The big prize? Canada now has access to the EU’s €150 billion SAFE program — a loan fund designed not to buy weapons, but to build the factories and infrastructure that make them. Ammunition, drones, components, the entire supply chain. To access it, countries must partner on multinational defense projects, and for Canada, that likely means playing a key role in critical mineral extraction and tech manufacturing....

View on Threads

2 comments:

Northern PoV said...

Sorry to interrupt your Carney-fest.

C-5 is a huge step backwards and framing it with
"The House of Commons passed Bill C-5 yesterday, with support ACROSS party lines " is nonsense.

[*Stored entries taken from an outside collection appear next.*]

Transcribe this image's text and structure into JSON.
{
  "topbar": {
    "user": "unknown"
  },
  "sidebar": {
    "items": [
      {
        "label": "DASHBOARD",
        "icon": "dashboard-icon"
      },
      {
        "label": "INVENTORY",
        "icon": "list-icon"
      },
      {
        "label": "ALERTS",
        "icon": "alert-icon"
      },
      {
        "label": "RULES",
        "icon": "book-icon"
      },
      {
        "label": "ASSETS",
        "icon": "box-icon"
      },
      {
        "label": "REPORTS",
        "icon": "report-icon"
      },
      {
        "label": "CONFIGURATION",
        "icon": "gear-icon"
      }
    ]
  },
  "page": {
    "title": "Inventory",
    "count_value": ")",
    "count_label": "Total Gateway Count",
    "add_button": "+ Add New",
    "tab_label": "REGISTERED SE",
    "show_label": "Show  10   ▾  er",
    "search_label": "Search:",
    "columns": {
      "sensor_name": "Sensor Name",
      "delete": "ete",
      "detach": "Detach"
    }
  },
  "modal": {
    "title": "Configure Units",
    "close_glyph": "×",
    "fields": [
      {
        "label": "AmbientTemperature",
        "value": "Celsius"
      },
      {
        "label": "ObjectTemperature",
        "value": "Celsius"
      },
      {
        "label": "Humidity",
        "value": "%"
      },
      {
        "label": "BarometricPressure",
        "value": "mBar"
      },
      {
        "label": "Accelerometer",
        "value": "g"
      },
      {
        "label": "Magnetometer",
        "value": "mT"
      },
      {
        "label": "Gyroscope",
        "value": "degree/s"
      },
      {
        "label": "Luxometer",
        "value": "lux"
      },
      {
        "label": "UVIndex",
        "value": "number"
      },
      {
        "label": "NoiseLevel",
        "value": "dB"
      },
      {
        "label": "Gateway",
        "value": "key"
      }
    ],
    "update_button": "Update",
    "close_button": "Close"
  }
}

It appears that, atm, we have ONE party in the HoC that enjoys a 313 seat majority. Those damn Libs: campaign from the left, embrace the idiots they just defeated and then govern from the right. And we thought perhaps Mr. Carney would be different.

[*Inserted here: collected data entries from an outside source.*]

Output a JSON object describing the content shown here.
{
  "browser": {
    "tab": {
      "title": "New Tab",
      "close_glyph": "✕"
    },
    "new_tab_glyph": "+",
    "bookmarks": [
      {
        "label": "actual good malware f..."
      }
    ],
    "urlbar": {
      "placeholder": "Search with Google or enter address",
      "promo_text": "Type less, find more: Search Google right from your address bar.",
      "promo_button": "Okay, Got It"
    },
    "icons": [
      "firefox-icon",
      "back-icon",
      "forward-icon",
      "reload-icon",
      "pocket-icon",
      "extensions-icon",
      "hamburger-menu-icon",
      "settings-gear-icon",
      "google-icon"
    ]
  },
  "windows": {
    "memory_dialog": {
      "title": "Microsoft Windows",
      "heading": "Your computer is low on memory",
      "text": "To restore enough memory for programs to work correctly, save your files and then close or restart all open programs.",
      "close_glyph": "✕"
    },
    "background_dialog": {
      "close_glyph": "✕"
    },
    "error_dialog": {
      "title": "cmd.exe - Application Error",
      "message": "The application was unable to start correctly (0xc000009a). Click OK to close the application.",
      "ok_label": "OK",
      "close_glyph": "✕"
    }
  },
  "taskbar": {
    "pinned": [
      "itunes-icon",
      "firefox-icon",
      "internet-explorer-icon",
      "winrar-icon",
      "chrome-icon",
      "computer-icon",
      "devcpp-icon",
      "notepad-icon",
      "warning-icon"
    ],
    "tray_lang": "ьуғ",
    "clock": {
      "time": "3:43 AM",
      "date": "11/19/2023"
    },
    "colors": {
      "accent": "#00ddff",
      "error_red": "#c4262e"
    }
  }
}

Carney's milquetoast comments on the tRump/Israel war crimes are very disappointing and a betrayal of Canadian's preferred Pearson/Chretien style foreign policy.
NPoV

Cathie from Canada said...

I disagree, Northern, because Carney is different. He isn't perfect but he listens, as example his upcoming meetings with First Nations leadership.
I am concerned about parts of the Strong Borders act and hope these will be changed, but they give Carney something to point to while negotiating with Trump.